A volte semplicemente li ignoriamo, perché non vogliamo specchiarci in quel «no» che siamo certi di opporre a qualunque sia la loro richiesta, un «no» che ci farebbe sentire un po’ più piccoli e meschini, certamente peggiori dell’idea che abbiamo di noi stessi. Eppure «loro» ci sono, anche a Bergamo, anche nell’anno scintillante della Capitale della Cultura, anche in mezzo alla frenesia dei nostri acquisti per il Natale: sono gli «ultimi» nel vero senso della parola, quelli senza casa, senza famiglia e con le tasche vuote. Senza niente.

Bergamo è una città che accoglie, lo è per tradizione ma lo è anche oggi, nei fatti. Sono stati accolti i profughi ucraini, in fuga dalla guerra. Viene accolta persino gente che viene da fuori città, dalla metropoli milanese ad esempio, sapendo che qui non troverà porte chiuse. Del resto, sulla strada il passaparola funziona meglio dei social network. Al dormitorio del Galgario, servizio «storico» di accoglienza in città, nel solo mese di novembre sono state ospitate nei posti aggiuntivi per il «piano freddo» 110 persone senza fissa dimora, a fronte delle 174 accolte in tutto l’arco dello scorso inverno: un aumento che preoccupa e deve far riflettere. I servizi di accoglienza nel tempo sono cresciuti: sono nati spazi diurni, come il Punto sosta, che offre un luogo in cui trovare ristoro, operatori con cui parlare e alcune attività da svolgere ogni pomeriggio, da lunedì al venerdì. Anche in questo caso si registra un aumento delle presenze, che passano dalle 373 persone del 2022 alle 465 del 2023; così anche per lo Spazio femminile Irene, aperto a tutte le donne il lunedì mattina con il pranzo condiviso al Galgario: nel 2022 era frequentato da 9 donne, diventate 30 nel 2023. Sono luoghi che restituiscono un po’ di dignità a chi, sotto il peso delle fatiche, ha ormai solo quella da difendere.

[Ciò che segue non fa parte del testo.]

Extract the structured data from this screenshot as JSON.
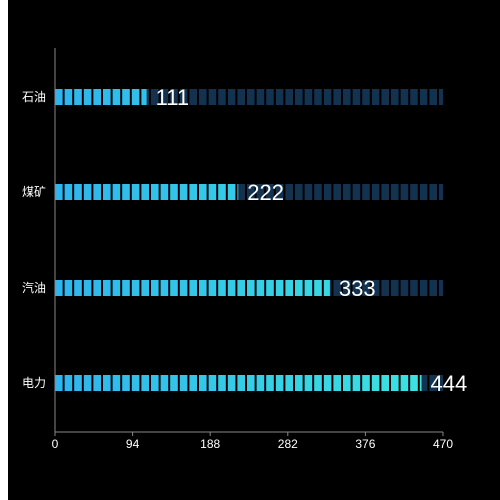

L’impegno di Caritas diocesana, in primis, del volontariato e delle istituzioni c’è, quindi. Ma ancora non basta. Serve un gesto, piccolo e rivoluzionario, da ciascuno: non voltiamoci dall’altra parte. Il nemico più subdolo di una comunità infatti è l’indifferenza. Don Roberto Trussardi, direttore della Caritas Bergamasca, sintetizza bene: «In questo anno della Cultura che ha unito le città di Bergamo e Brescia, vediamo una tendenza comune. In questa occasione così importante per i nostri territori, che ha portato attenzione ed iniziative a cui va un plauso, colpisce che tante risorse purtroppo non riescano a portare benefici a chi è povero. Tanta ricchezza di idee, progetti, anche fondi, non incide sulla vita di chi è ai margini. Anzi, qualcuno ha peggiorato la propria condizione. Chi è povero è sempre più povero. E i benefici per la città non sono per tutti».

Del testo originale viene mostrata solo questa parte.